You can’t force your kids to take a trip down memory lane.
A few weeks ago, on an impromptu visit to the Cincinnati Art Museum, my family caught the second to last day of a Robert McCloskey exhibit, Make Way for Ducklings.
What a treat!
As we perused the art, I babbled to the kids about Blueberries for Sal, a favorite of mine. I read my copy to them when they were little.
“I’m not sure I remember it,” one of them said.
I don’t know why it surprises me what I remember and what they don’t.
Meanwhile, Eddie had his own memories of McCloskey’s Homer Price, remembering that the boy’s uncle invented an amazing donut machine.
My brain was tickled by images of The Man Who Lost His Head, written by Claire Huchet Bishop and illustrated by McCloskey.
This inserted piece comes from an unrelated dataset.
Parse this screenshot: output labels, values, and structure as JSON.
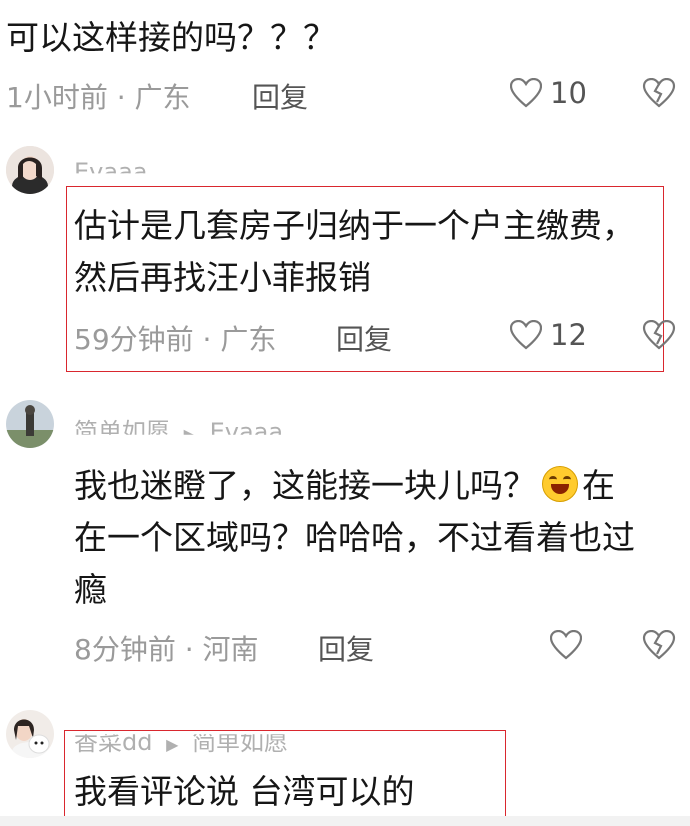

I had totally forgotten this book until I saw it in the exhibit. In the story, a man wakes up without his head and tries to replace it with a pumpkin, a turnip, a wood head. As a child, the whole thing struck me as a bit horrifying as a child.
When we got home, I dug out our McCloskey books, including Blueberries for Sal.
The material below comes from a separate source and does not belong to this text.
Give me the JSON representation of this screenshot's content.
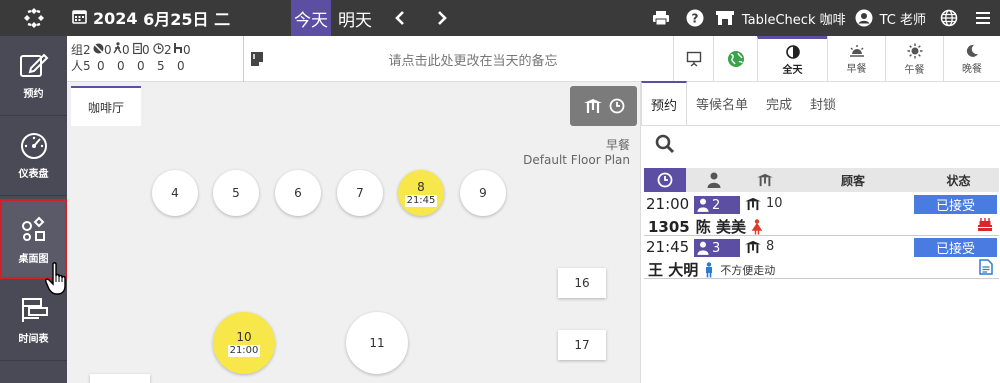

“Oh yeah!” both Max and Calvin said.
A few nights later, I tried to get them to read it out loud with me. Together.
They wanted to read in goofy voices and made each other laugh so hard there wasn’t any reading going on.
I couldn’t get too annoyed because I remember cracking up like this as a kid. And I realized I was trying to force my memory on them. I liked the book, they liked the book but at nine weren’t ready to be nostalgic.
But I do recommend checking out this Hamilton, Ohio native’s work.